The Dutch humanist Desiderius Erasmus, who tried to return the church to its early Christian roots, inspired the first wave of French Renaissance writers. Clément Marot translated several pieces by Erasmus and composed allegorical poems about the rebirth of pure Christianity. In addition, he translated nearly 50 psalms into French verse that ordinary people could sing as they worked. Erasmus's literary techniques also had a great influence on François Rabelais, who produced works of biting satire attacking the Christianity of his day.

Religious reformer Martin Luther also had a strong influence on French writers, especially Margaret of Navarre. Her poems, plays, and other works combined elements of Luther's theology with the mysticism of the late Middle Ages. Many of her pieces portrayed humble souls who were saved by the mystery of God's grace.

Pantagruel by Rabelais

Through Margaret, Luther's views influenced the circle of young writers she supported and promoted, which included the young John Calvin. The Protestant Reformation in France set off a bloody civil war between Protestants and Catholics. Many writers took sides in the religious conflict. The Catholic author Pierre de Ronsard attacked Protestant beliefs and practices, while the Protestant Henri Estienne mocked what he saw as the superstitions of the Catholic Church.

Classical literature and philosophy

By the time the French turned to the classics for inspiration, they had access to a great number of ancient Greek and Roman works that had not been available to earlier writers. New advances in printing made these literary works easier to find and read than ever before. French writers also had an advantage in trying to understand these works. Italian scholars had made great advances in the study of Greek in the previous 200 years, and many Greek scholars had moved to western Europe in the 1400s, bringing their learning and libraries with them. By the time of the French Renaissance, writers could study the Greek language or read Greek works in Latin translation.

These advances in classical studies had a decided influence on French writers. Rabelais, for example, knew enough Greek to lecture and write commentaries on the works of the ancient physicians Galen and Hippocrates. Poets of the mid-1500s, such as Ronsard and Joachim du Bellay, studied the works of ancient Greek and Roman poets, such as Virgil, Horace, Pindar, and Homer. Enthusiasm for these ancient writers inspired them to compose their own poetry in French. Many writers also admired the works of classical philosophers, such as Plato, Lucretius, and Seneca.

Italian literature

French writers studied Italian literature to find new ways of writing in the vernacular. French art and literary works of the late 1400s already show distinct Italian influences. In the 1530s, a major phase of Italian influence began in the city of Lyon, in southern France.

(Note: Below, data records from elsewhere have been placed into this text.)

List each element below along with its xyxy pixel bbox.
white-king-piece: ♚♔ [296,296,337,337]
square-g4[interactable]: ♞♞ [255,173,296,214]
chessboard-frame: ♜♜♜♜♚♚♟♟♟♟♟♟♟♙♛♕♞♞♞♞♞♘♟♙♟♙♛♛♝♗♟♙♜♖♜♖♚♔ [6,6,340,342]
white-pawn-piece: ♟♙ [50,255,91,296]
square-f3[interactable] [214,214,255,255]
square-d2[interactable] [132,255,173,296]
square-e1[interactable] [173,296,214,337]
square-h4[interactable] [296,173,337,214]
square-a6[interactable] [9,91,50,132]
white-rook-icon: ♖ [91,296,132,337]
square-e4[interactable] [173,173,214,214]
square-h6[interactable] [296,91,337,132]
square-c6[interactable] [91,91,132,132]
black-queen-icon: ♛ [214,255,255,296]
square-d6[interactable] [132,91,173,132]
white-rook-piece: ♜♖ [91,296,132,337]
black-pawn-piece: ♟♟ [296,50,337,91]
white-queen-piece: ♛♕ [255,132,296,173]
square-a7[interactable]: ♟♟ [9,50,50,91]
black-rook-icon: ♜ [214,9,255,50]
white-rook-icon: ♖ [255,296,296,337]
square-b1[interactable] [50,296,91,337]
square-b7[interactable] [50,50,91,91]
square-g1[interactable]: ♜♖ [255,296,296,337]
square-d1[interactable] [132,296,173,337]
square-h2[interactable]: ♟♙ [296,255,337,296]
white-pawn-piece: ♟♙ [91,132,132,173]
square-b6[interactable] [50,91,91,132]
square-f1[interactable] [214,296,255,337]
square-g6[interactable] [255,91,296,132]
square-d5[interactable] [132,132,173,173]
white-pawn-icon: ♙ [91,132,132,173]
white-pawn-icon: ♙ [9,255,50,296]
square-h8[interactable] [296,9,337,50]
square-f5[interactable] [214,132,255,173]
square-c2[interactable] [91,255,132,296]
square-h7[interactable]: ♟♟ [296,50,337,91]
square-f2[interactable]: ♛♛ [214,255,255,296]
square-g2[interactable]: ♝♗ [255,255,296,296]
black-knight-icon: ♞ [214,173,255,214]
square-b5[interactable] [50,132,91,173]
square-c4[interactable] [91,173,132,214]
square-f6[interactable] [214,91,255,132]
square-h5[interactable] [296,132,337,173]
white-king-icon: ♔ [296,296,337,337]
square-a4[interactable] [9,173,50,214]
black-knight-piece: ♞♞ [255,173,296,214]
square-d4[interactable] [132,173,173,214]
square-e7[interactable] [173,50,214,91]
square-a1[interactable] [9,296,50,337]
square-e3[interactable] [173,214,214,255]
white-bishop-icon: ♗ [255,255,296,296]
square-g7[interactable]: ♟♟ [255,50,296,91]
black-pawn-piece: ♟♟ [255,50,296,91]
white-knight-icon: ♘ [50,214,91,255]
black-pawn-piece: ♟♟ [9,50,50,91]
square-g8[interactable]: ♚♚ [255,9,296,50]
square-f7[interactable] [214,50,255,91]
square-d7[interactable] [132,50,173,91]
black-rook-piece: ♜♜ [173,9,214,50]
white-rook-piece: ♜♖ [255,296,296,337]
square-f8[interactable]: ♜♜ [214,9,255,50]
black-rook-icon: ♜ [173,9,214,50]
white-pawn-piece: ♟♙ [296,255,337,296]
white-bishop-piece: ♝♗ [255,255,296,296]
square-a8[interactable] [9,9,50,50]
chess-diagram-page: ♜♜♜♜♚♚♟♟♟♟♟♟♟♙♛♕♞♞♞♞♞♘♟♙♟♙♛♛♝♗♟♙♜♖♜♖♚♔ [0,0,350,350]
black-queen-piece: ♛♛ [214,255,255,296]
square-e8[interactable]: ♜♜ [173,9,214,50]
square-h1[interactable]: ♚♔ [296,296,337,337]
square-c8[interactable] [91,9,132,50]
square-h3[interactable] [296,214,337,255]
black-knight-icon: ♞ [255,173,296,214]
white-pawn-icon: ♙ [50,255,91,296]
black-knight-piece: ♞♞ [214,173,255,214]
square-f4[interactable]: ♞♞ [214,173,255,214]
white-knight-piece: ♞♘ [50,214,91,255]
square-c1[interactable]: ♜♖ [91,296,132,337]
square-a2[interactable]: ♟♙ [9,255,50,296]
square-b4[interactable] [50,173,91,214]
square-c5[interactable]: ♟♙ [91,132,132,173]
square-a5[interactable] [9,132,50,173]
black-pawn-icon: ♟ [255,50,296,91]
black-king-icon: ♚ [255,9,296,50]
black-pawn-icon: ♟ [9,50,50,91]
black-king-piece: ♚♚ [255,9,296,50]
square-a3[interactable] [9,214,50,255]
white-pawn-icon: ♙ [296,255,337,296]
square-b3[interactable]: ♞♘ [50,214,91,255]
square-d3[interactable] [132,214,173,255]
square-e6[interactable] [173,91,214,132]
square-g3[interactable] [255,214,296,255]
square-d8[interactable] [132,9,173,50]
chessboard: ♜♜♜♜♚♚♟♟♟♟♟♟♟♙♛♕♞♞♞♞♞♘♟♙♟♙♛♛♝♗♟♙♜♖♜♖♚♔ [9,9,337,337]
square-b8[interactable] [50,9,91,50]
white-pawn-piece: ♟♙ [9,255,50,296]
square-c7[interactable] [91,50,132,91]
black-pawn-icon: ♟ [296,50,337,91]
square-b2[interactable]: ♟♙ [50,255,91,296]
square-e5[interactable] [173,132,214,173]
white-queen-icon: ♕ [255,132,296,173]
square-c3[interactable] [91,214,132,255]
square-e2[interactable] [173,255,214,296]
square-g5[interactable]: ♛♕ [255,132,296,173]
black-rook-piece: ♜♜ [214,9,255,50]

A large number of Italians lived in Lyon, and many Italian books were published there. One of them, Petrarch's Canzoniere (Book of Songs), became the model for a new kind of French poetry. Clément Marot translated several poems from the Canzoniere and composed what may have been the first original sonnet in French. Maurice Scève published the first French "canzoniere" in direct imitation of Petrarch. The Italian sonnet replaced all French lyric forms as the standard for love poetry. French poets composed collections of sonnets devoted to a single lady, just as Petrarch had done.

French writers also imitated other Italian works, such as the Decameron by Giovanni Boccaccio and The Book of the Courtier by Baldassare Castiglione. Orlando Furioso (Mad Roland), a long poem by Ludovico Ariosto, inspired French writers in a less direct way. It provided a stock of well-known characters, situations, and speeches that appeared in all forms of literature.

Italian influences on French literature remained strong until the late 1500s, when writers turned against the Italian style-largely because of anti-Roman Catholic religious feelings.

It is beyond the scope of this one column to study each of the most important works associated with French Renaissance Literature. As it is a large topic, individual works will be reviewed in future columns.